Could it be possible that there is another child, Mary? Both equations INCLUDE Veronica & Sara. Only one of the equations includes both Tony and Adrian. I like the theory above of the "cracked egg" symbolism - which makes Sara the mother of Adrian. Also the multiplication symbols in the equations are placed interestingly. In the first, Sara has Veronica subtracted from her, Veronica has a successful relationship (addition) and multiplication (possibly in the go-forth and multiply sense) with A1, which has equaled a baby. In the second equation A2 has been added to Veronica who has been added to A1 who has multiplied with Sara, creating a baby. Probably not going to solve this algebra, but super curious what others think. Is there a clue in the order? A clue in the names? Going to read anything I can find on the author's or others comments. I feel like there are enough clues in this loaded book to work out the puzzle, if I can only be smart enough.


I have to say I'm with Hayley. I got to the end through grim determination to finish, and because I was pretty convinced that I'd guessed it and wanted to prove myself right. I thought it was really contrived and overly pretentious and the maths was unnecessary. I think the 'm' was for mother though.


I believe S is Sarah, Veronika's mother.


Frankly I didn't think the end of the book really held up. There is no reason for Veronica to be as angry as she is. As horrible as his letter was, it is forty years ago. The Booker should have gone to Hollinghurst.


K Jan 09, 2012 09:34AM   -1 votes
How about there really is no Adrian... That a1 and a2 is Tony and it his alter ego... dual personality. It was Tony who had an affair with Sarah, Vs mom and it was Tony who wrote all those letters and and it was his diary.. he had affair with Sarah and did have sex with V or maybe he did, and then they broke up.
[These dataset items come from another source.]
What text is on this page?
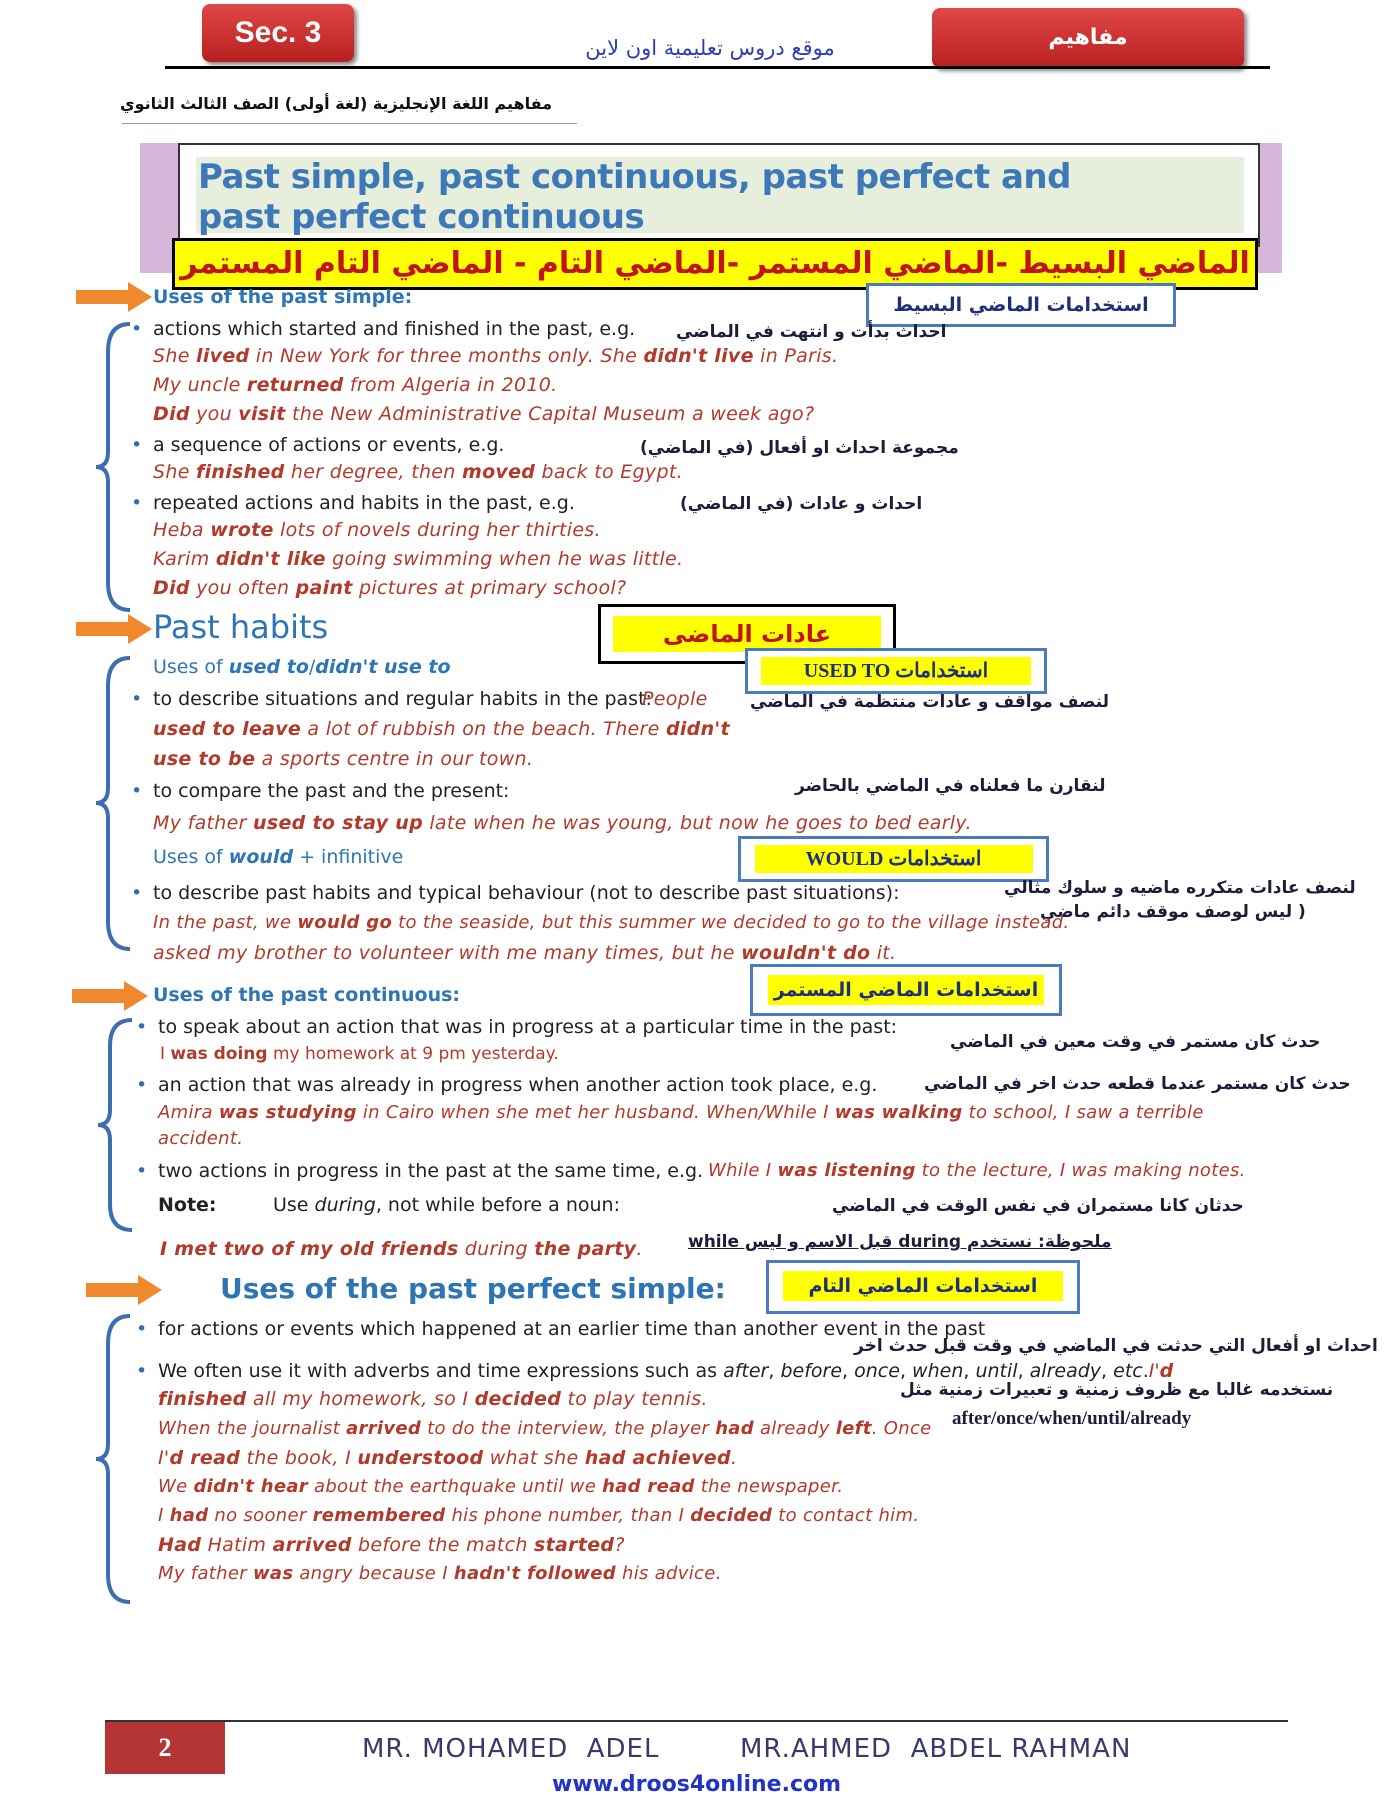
Sec. 3	موقع دروس تعليمية اون لاين	مفاهيم
مفاهيم اللغة الإنجليزية (لغة أولى) الصف الثالث الثانوي
Past simple, past continuous, past perfect and
past perfect continuous
الماضي البسيط -الماضي المستمر -الماضي التام - الماضي التام المستمر
Uses of the past simple:	استخدامات الماضي البسيط
• actions which started and finished in the past, e.g. احداث بدأت و انتهت في الماضي
She lived in New York for three months only. She didn't live in Paris.
My uncle returned from Algeria in 2010.
Did you visit the New Administrative Capital Museum a week ago?
• a sequence of actions or events, e.g.	مجموعة احداث او أفعال (في الماضي)
She finished her degree, then moved back to Egypt.
• repeated actions and habits in the past, e.g.	احداث و عادات (في الماضي)
Heba wrote lots of novels during her thirties.
Karim didn't like going swimming when he was little.
Did you often paint pictures at primary school?
Past habits	عادات الماضى
Uses of used to/didn't use to	USED TO استخدامات
• to describe situations and regular habits in the past:
People لنصف مواقف و عادات منتظمة في الماضي
used to leave a lot of rubbish on the beach. There didn't
use to be a sports centre in our town.
• to compare the past and the present:	لنقارن ما فعلناه في الماضي بالحاضر
My father used to stay up late when he was young, but now he goes to bed early.
Uses of would + infinitive	WOULD استخدامات
• to describe past habits and typical behaviour (not to describe past situations):	لنصف عادات متكرره ماضيه و سلوك مثالي
( ليس لوصف موقف دائم ماضي
In the past, we would go to the seaside, but this summer we decided to go to the village instead.
asked my brother to volunteer with me many times, but he wouldn't do it.
Uses of the past continuous:	استخدامات الماضي المستمر
• to speak about an action that was in progress at a particular time in the past:
حدث كان مستمر في وقت معين في الماضي
I was doing my homework at 9 pm yesterday.
• an action that was already in progress when another action took place, e.g.	حدث كان مستمر عندما قطعه حدث اخر في الماضي
Amira was studying in Cairo when she met her husband. When/While I was walking to school, I saw a terrible
accident.
• two actions in progress in the past at the same time, e.g. While I was listening to the lecture, I was making notes.
Note:	Use during, not while before a noun:	حدثان كانا مستمران في نفس الوقت في الماضي
I met two of my old friends during the party.	ملحوظة: نستخدم during قبل الاسم و ليس while
Uses of the past perfect simple:	استخدامات الماضي التام
• for actions or events which happened at an earlier time than another event in the past
احداث او أفعال التي حدثت في الماضي في وقت قبل حدث اخر
• We often use it with adverbs and time expressions such as after, before, once, when, until, already, etc.I'd
نستخدمه غالبا مع ظروف زمنية و تعبيرات زمنية مثل
after/once/when/until/already
finished all my homework, so I decided to play tennis.
When the journalist arrived to do the interview, the player had already left. Once
I'd read the book, I understood what she had achieved.
We didn't hear about the earthquake until we had read the newspaper.
I had no sooner remembered his phone number, than I decided to contact him.
Had Hatim arrived before the match started?
My father was angry because I hadn't followed his advice.
2	MR. MOHAMED  ADEL	MR.AHMED  ABDEL RAHMAN
www.droos4online.com
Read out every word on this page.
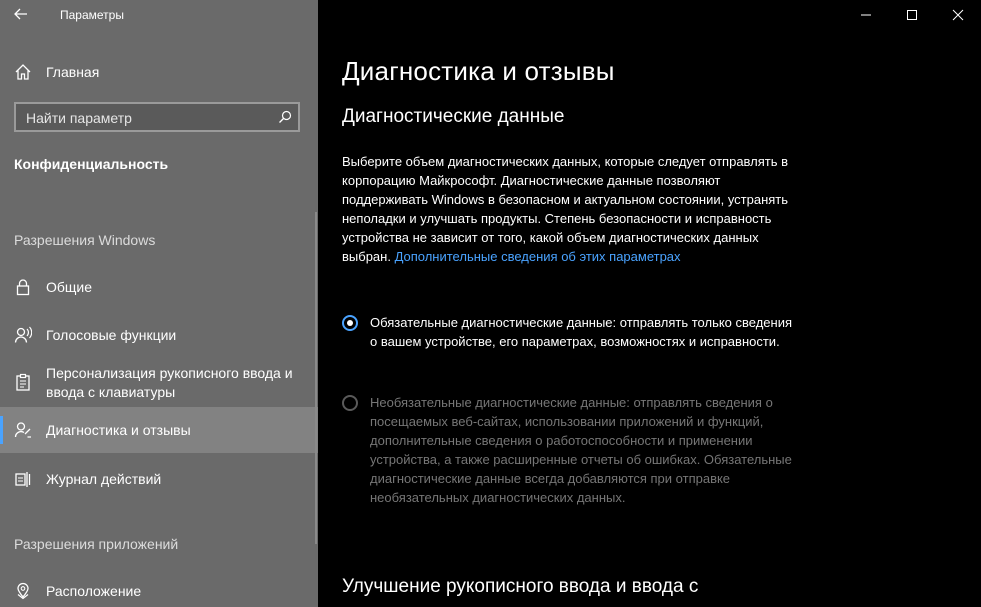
Параметры
Главная
Найти параметр
Конфиденциальность
Разрешения Windows
Общие
Голосовые функции
Персонализация рукописного ввода и ввода с клавиатуры
Диагностика и отзывы
Журнал действий
Разрешения приложений
Расположение
Диагностика и отзывы
Диагностические данные
Выберите объем диагностических данных, которые следует отправлять в корпорацию Майкрософт. Диагностические данные позволяют поддерживать Windows в безопасном и актуальном состоянии, устранять неполадки и улучшать продукты. Степень безопасности и исправность устройства не зависит от того, какой объем диагностических данных выбран. Дополнительные сведения об этих параметрах
Обязательные диагностические данные: отправлять только сведения о вашем устройстве, его параметрах, возможностях и исправности.
Необязательные диагностические данные: отправлять сведения о посещаемых веб-сайтах, использовании приложений и функций, дополнительные сведения о работоспособности и применении устройства, а также расширенные отчеты об ошибках. Обязательные диагностические данные всегда добавляются при отправке необязательных диагностических данных.
Улучшение рукописного ввода и ввода с
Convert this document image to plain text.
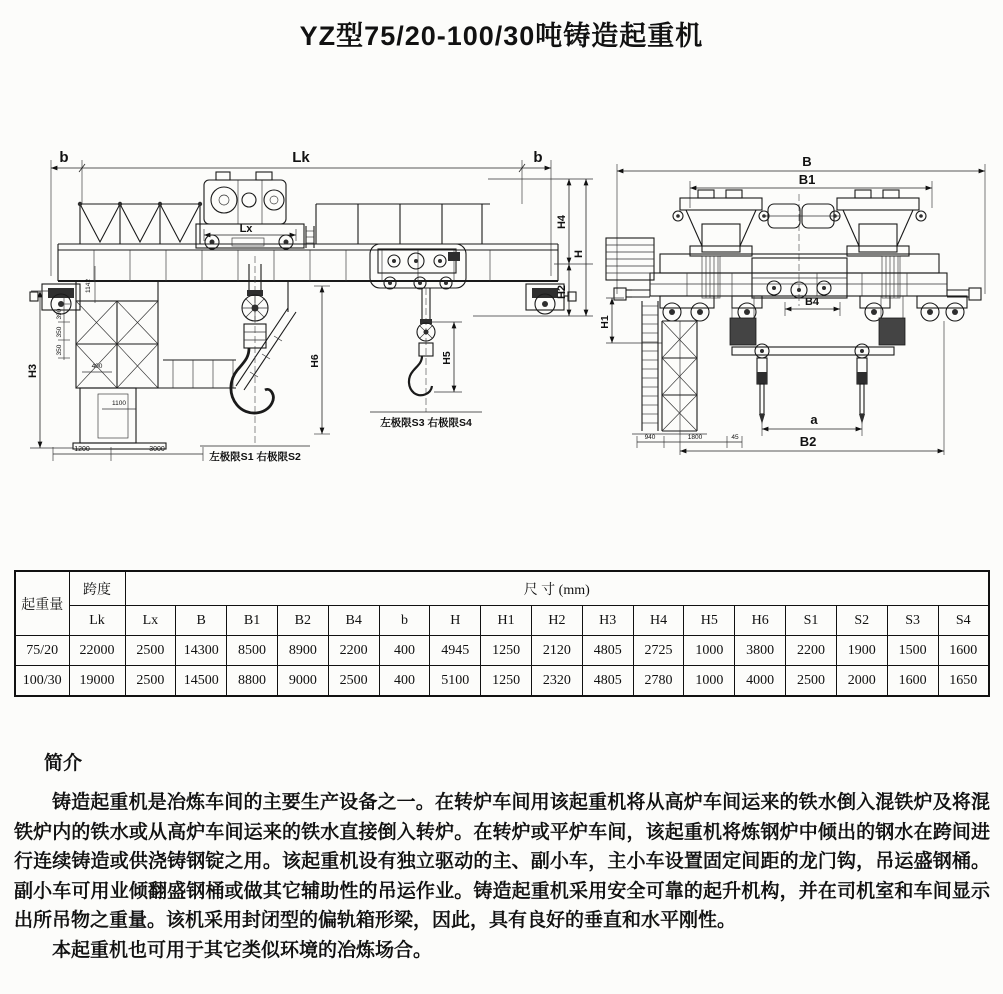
YZ型75/20-100/30吨铸造起重机
b	b
Lk
Lx
H3
390
350
350
1142
400
1100
1200	3000
左极限S1 右极限S2
H6	H5
左极限S3 右极限S4
H4
H
H2
B
B1
H1
B4
a
940	1800	45	B2
起重量	跨度	尺 寸 (mm)																
	Lk	Lx	B	B1	B2	B4	b	H	H1	H2	H3	H4	H5	H6	S1	S2	S3	S4
75/20	22000	2500	14300	8500	8900	2200	400	4945	1250	2120	4805	2725	1000	3800	2200	1900	1500	1600
100/30	19000	2500	14500	8800	9000	2500	400	5100	1250	2320	4805	2780	1000	4000	2500	2000	1600	1650
简介

铸造起重机是冶炼车间的主要生产设备之一。在转炉车间用该起重机将从高炉车间运来的铁水倒入混铁炉及将混铁炉内的铁水或从高炉车间运来的铁水直接倒入转炉。在转炉或平炉车间，该起重机将炼钢炉中倾出的钢水在跨间进行连续铸造或供浇铸钢锭之用。该起重机设有独立驱动的主、副小车，主小车设置固定间距的龙门钩，吊运盛钢桶。副小车可用业倾翻盛钢桶或做其它辅助性的吊运作业。铸造起重机采用安全可靠的起升机构，并在司机室和车间显示出所吊物之重量。该机采用封闭型的偏轨箱形梁，因此，具有良好的垂直和水平刚性。

本起重机也可用于其它类似环境的冶炼场合。
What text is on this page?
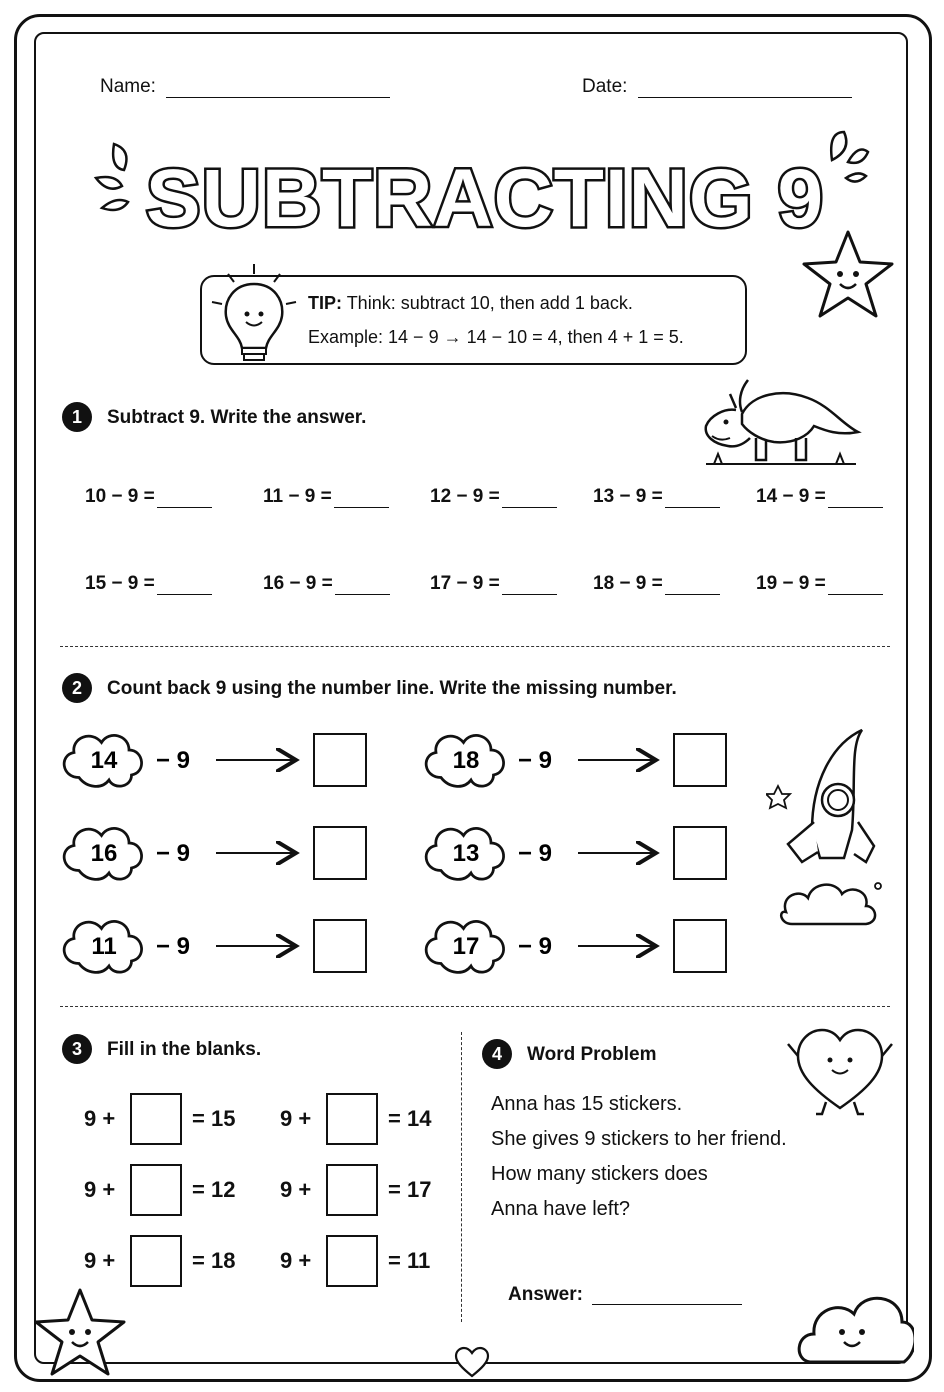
Name:	Date:
SUBTRACTING 9
TIP: Think: subtract 10, then add 1 back.
Example: 14 − 9 → 14 − 10 = 4, then 4 + 1 = 5.
1	Subtract 9. Write the answer.
10 − 9 =	11 − 9 =	12 − 9 =	13 − 9 =	14 − 9 =
15 − 9 =	16 − 9 =	17 − 9 =	18 − 9 =	19 − 9 =
2	Count back 9 using the number line. Write the missing number.
14 − 9	18 − 9
16 − 9	13 − 9
11 − 9	17 − 9
3	Fill in the blanks.
9 +	= 15 9 +	= 14
9 +	= 12 9 +	= 17
9 +	= 18 9 +	= 11
4	Word Problem
Anna has 15 stickers.
She gives 9 stickers to her friend.
How many stickers does
Anna have left?
Answer:
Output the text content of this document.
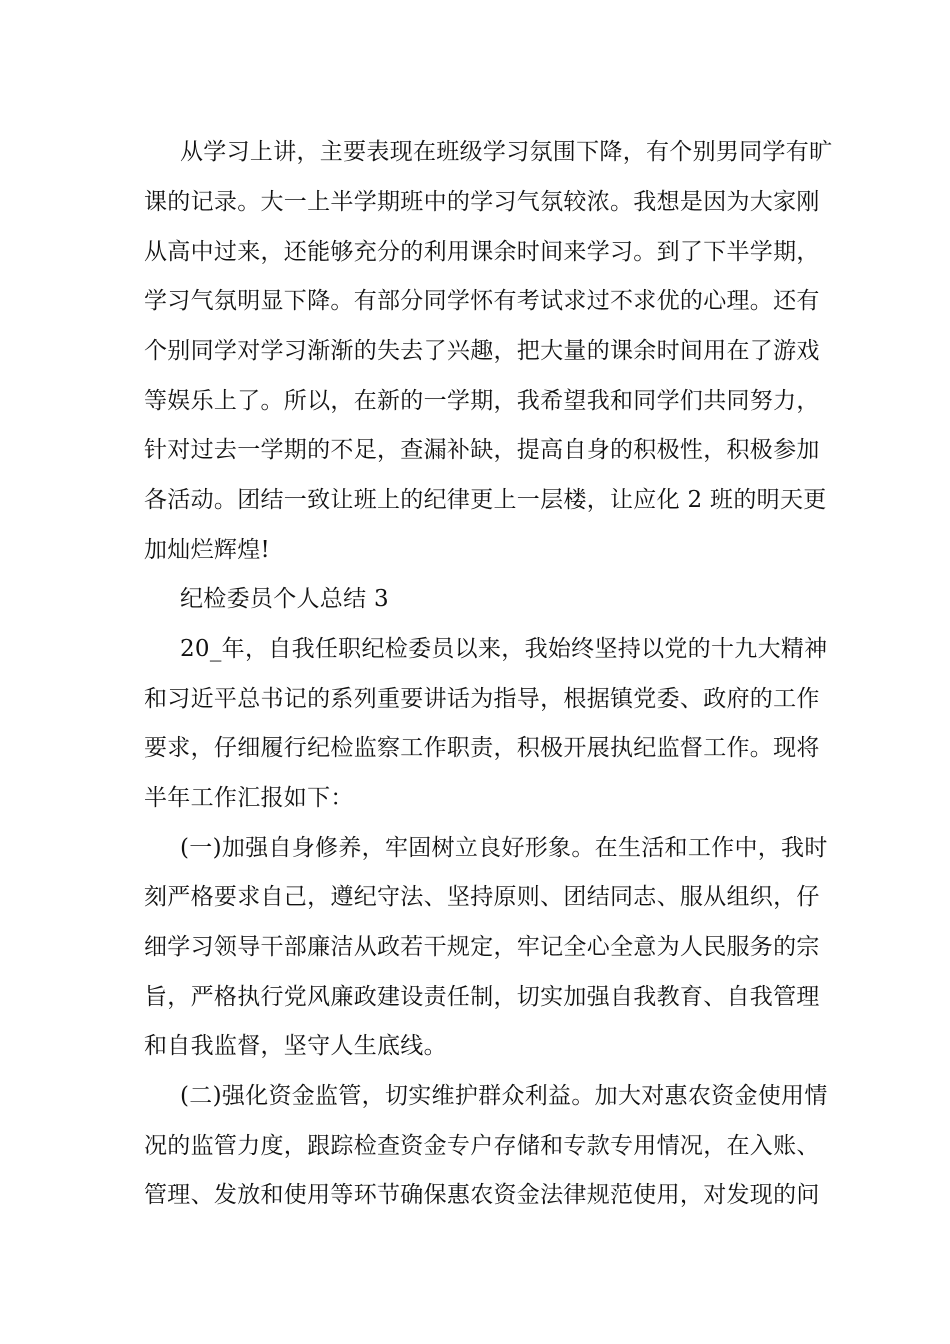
从学习上讲，主要表现在班级学习氛围下降，有个别男同学有旷
课的记录。大一上半学期班中的学习气氛较浓。我想是因为大家刚
从高中过来，还能够充分的利用课余时间来学习。到了下半学期，
学习气氛明显下降。有部分同学怀有考试求过不求优的心理。还有
个别同学对学习渐渐的失去了兴趣，把大量的课余时间用在了游戏
等娱乐上了。所以，在新的一学期，我希望我和同学们共同努力，
针对过去一学期的不足，查漏补缺，提高自身的积极性，积极参加
各活动。团结一致让班上的纪律更上一层楼，让应化 2 班的明天更
加灿烂辉煌!
纪检委员个人总结 3
20_年，自我任职纪检委员以来，我始终坚持以党的十九大精神
和习近平总书记的系列重要讲话为指导，根据镇党委、政府的工作
要求，仔细履行纪检监察工作职责，积极开展执纪监督工作。现将
半年工作汇报如下：
(一)加强自身修养，牢固树立良好形象。在生活和工作中，我时
刻严格要求自己，遵纪守法、坚持原则、团结同志、服从组织，仔
细学习领导干部廉洁从政若干规定，牢记全心全意为人民服务的宗
旨，严格执行党风廉政建设责任制，切实加强自我教育、自我管理
和自我监督，坚守人生底线。
(二)强化资金监管，切实维护群众利益。加大对惠农资金使用情
况的监管力度，跟踪检查资金专户存储和专款专用情况，在入账、
管理、发放和使用等环节确保惠农资金法律规范使用，对发现的问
And that Adrian, the b, the baby is really their son (Tony's and Sarah's). And that he left them all. Ok, I'm getting lost more. Anyway, maybe there's something else I'm missing. The Sense of an Ending, well the ending (of the book) doesn't make sense to me and maybe that's the goal of the author... and that's history... "History is that certainty produced at the point where the imperfections of memory meet the inadequacies of documentation.”


Shampa wrote: "I found it a bit contrived myself and wasn't sure who the "s" in the equation was. Was it v's mum? Can anyone confirm?"

I'ms sure the S was for Sarah.


Now everyone has me confused. I felt that the aim was for the reader to identify with Tony and realise that here is someone now in their 60s recalling events which seem a lifetime away. We are all Tonys to some extent in creating our own "truth" and when something happens which causes us to reexamine our "truth" it is painful. The events in the story could have been different but the message remains the same. We all want life to be a bed of roses and the reality is that it is not. We therefore compensate by remebering our life as we would have liked it.
Veronica was right. We just dont get it.